Friday, 8 August 2008

Liberty, multiculturalism, fraternity

So, here I am wondering why I'm blogging in broad daylight. The only opportunity I have to say whatever I want with impunity, with the protection of a screen, distant internet connection and anonymity, and I choose to blog under my real name.

I guess it's because I have a naive penchant for openness. Self censorship and taboo make me chafe, to put it mildly. If I were to go wild under a nom de plume, my defiance would wither in its shame-faced cowardice and the taboo would remain just as deadly, as it stood proud in triumph.

Those things which need to be said urgently, to save lives, can be said under other pseudonyms, but in the sphere of realworld indentity, the workaday life of bureaucracy and boardroom meetings, my real face is revealed only gradually and in small units of measurement. Few want to stir, or spark revolutions; those with notoriety seem to actively seek it. We all want to live; have something to live for. Well, most of us.

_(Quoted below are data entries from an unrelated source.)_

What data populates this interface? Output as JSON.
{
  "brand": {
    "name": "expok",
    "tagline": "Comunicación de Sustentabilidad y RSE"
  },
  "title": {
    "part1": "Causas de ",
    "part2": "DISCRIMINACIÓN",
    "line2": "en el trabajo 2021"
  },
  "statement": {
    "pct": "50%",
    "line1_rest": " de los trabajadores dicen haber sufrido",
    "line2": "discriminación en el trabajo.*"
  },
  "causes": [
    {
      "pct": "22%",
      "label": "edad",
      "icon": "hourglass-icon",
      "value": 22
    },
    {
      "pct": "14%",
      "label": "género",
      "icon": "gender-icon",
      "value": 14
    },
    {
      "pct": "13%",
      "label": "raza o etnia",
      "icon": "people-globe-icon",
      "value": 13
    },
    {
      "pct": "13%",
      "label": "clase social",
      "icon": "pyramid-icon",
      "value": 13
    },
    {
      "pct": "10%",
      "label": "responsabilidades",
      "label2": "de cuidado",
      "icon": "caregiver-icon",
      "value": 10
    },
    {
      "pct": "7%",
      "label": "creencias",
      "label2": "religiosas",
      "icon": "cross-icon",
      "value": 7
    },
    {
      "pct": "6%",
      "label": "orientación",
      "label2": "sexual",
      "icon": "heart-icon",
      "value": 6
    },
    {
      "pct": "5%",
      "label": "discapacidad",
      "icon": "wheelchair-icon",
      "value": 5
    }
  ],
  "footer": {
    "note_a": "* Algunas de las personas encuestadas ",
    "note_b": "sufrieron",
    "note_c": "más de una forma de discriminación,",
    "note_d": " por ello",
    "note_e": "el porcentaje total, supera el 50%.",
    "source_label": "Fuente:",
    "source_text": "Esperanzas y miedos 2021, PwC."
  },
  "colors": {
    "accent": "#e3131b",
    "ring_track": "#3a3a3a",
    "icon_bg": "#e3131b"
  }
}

The taboos that weigh me down exist only relatively. In parallel, modern day, small big cosmopolitan city communities, and capture what many now term 'the problem of multiculturalism'. But at least with multi we have a choice, and can hop from one to another, not always with ease, but there at least is hope, an escape. I don't see how the critics of multiculturalism can sleep at night in the knowledge that they would rather bury a common human problem, push it away to where they don't have to look at it, deal with it, blocking any chance for those in stifling cultures to escape.

At least in our parallel and mini worlds we can practise striking at the heart of authority for when we have to do it in the real world.

Wednesday, 6 August 2008

Tyranny of the minority

Minorites aren't always vulnerable groups. It depends on where you're standing. Muslims, for instance, are a minority within Britian, but are powerful enough. With the privileges afforded them by a tolerant majority, they can watch their numbers grow as they suppress their own minorities and dissidents.